For one, COVID, by killing millions, reduced the working-age population immensely. But also, the working-age population ticked down from mid-2018 to mid-2019, even pre-COVID. Third, the working-age population really slowed its growth in 2008. The Great Recession slowed immigration, then the baby boomers in 2010 started hitting retirement age.

As an important aside, it’s worth noting here that the OECD’s definition of working age includes 15-, 16-, and 17-year-olds, which is not quite how America thinks of working age.

But the general picture is this: Our working-age population is flatlining.

Over the past five years, the working-age population increased by less than 1%. That’s easily the lowest period on record.
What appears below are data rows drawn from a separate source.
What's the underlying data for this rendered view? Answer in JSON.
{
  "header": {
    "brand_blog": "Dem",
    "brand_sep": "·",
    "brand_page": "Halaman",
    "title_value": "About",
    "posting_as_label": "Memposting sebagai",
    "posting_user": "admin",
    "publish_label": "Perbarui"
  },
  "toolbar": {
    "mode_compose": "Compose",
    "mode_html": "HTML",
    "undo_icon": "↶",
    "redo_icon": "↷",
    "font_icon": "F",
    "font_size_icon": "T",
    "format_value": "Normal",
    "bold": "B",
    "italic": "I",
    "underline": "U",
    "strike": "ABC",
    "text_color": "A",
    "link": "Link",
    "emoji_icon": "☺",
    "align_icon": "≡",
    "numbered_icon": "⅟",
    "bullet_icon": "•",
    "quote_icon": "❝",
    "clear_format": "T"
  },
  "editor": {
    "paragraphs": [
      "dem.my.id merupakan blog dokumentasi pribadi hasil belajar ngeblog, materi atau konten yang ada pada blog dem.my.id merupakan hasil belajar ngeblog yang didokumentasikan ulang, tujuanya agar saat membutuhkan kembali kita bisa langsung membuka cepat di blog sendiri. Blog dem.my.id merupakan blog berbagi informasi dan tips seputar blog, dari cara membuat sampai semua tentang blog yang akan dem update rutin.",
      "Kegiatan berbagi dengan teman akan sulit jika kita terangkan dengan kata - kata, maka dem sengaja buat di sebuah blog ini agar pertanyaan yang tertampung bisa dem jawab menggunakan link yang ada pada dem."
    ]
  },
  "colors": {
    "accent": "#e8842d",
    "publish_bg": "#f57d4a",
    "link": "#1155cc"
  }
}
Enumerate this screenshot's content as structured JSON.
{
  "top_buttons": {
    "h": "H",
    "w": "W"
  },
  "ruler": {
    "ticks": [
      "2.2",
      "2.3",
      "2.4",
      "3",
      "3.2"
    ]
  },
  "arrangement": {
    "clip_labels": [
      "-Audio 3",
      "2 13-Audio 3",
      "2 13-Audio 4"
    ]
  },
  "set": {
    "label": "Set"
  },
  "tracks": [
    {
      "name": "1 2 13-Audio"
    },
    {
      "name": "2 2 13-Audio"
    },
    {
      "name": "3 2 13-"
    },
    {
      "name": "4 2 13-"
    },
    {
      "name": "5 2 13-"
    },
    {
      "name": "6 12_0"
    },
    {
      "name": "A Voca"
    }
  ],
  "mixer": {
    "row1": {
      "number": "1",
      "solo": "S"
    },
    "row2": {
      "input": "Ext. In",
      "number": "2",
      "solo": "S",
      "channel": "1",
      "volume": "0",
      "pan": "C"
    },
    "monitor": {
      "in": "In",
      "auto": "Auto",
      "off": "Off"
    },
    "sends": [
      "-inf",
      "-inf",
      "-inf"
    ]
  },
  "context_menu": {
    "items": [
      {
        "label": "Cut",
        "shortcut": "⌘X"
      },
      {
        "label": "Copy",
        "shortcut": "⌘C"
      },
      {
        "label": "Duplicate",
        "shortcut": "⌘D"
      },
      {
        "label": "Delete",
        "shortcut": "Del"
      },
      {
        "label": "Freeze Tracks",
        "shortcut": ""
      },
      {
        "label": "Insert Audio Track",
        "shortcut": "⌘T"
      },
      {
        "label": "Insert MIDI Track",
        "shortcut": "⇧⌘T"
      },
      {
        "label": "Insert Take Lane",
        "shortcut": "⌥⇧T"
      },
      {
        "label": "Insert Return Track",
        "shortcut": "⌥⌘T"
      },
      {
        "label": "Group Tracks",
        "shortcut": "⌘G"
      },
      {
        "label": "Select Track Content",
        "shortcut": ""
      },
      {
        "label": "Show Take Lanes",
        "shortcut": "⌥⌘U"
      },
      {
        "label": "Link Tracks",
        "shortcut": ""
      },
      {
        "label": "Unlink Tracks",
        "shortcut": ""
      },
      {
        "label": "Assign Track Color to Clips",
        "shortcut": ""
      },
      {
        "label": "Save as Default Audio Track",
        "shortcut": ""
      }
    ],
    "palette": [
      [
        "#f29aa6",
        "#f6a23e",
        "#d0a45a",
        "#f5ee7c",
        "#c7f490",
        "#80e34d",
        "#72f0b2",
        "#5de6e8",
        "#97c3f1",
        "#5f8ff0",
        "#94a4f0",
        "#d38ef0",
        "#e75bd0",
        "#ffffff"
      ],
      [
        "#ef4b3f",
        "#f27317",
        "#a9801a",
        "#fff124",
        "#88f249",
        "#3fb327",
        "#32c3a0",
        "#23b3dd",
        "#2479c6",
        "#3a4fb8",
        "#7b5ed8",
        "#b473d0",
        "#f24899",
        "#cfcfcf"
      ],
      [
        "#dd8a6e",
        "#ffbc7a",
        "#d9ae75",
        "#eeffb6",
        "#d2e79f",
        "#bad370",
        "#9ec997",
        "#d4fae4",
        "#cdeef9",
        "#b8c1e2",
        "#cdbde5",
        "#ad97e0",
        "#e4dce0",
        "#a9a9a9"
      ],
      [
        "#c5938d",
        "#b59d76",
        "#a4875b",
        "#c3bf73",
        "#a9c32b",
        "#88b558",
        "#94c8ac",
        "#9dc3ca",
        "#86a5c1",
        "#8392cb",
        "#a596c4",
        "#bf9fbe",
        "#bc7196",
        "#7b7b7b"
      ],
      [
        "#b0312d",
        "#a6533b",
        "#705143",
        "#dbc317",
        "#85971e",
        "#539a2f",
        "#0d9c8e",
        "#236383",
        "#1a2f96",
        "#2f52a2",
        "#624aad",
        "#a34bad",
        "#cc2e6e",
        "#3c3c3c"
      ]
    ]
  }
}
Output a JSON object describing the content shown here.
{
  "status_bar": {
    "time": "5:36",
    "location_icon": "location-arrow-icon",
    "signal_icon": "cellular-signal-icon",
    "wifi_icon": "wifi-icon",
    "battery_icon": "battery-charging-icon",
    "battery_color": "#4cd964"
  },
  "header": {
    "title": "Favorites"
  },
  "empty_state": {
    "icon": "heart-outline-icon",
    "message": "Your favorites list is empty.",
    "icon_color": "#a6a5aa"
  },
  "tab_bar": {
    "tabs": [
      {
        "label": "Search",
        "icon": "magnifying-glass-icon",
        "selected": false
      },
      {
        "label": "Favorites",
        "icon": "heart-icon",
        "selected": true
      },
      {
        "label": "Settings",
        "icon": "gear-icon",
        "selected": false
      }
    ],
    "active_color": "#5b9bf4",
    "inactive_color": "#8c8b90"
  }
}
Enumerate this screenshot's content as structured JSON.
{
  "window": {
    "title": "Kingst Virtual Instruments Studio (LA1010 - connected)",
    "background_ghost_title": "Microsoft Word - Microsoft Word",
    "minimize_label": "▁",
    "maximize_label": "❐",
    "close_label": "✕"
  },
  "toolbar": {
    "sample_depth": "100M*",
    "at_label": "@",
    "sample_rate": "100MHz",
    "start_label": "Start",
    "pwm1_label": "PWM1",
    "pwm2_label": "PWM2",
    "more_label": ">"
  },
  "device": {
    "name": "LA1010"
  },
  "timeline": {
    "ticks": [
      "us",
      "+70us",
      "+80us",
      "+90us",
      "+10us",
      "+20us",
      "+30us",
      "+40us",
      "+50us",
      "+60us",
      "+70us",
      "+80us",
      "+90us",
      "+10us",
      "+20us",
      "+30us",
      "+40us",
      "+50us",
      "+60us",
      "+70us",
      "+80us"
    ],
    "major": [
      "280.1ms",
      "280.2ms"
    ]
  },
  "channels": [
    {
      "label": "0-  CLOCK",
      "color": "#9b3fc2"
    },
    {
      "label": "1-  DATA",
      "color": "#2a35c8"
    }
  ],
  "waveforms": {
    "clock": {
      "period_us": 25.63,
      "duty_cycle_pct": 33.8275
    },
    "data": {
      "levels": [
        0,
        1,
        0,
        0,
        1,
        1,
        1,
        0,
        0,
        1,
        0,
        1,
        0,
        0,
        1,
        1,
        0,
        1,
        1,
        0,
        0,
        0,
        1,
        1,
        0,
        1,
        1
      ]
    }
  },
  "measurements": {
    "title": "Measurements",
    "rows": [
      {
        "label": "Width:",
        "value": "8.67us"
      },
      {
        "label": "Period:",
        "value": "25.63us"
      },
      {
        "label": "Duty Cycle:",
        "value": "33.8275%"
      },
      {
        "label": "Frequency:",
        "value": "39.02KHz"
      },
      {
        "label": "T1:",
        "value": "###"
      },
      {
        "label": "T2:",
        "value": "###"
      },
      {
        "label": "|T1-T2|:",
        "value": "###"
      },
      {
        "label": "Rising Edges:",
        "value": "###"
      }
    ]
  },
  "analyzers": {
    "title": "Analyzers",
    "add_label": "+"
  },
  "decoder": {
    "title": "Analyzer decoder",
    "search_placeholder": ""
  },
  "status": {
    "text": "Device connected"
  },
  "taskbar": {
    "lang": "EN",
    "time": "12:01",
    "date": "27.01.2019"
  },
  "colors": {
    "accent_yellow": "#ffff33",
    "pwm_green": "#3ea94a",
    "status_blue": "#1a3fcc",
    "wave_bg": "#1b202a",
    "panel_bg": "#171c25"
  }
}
The previous two periods (2008-2013 and 2013-2015) saw increases of 2.1% and 2.9%. Before that, the working-age population always increased by more than 5% every half-decade.

Here’s the thing: It’s about to fall off a cliff. The Great Recession started in 2008. The Baby Bust started that year. We’ve had fewer babies almost every year since then.

As a result, the working-age population will begin shrinking within a year. (If you wanted to focus only on 18-to-65-olds, that will start shrinking in another couple of years.) Then it will shrink for the foreseeable future.

At the same time, the retired population is growing at an accelerating pace. This means a rapidly increasing dependency ratio, which means a lower quality of life: Retired people will need their sinks repaired, but there won’t be enough plumbers around to do it.

It means higher wages and lower unemployment for the shrinking number of working-age folks, but that could just fuel more demographic decline. Right now, one of the biggest forces driving the birthrate so low is the high opportunity cost of leaving the workforce in order to raise children. That opportunity cost will just go up as the demand for work stays constant and the supply of potential workers shrinks.

It’s a death spiral — or at least a nonbirth spiral.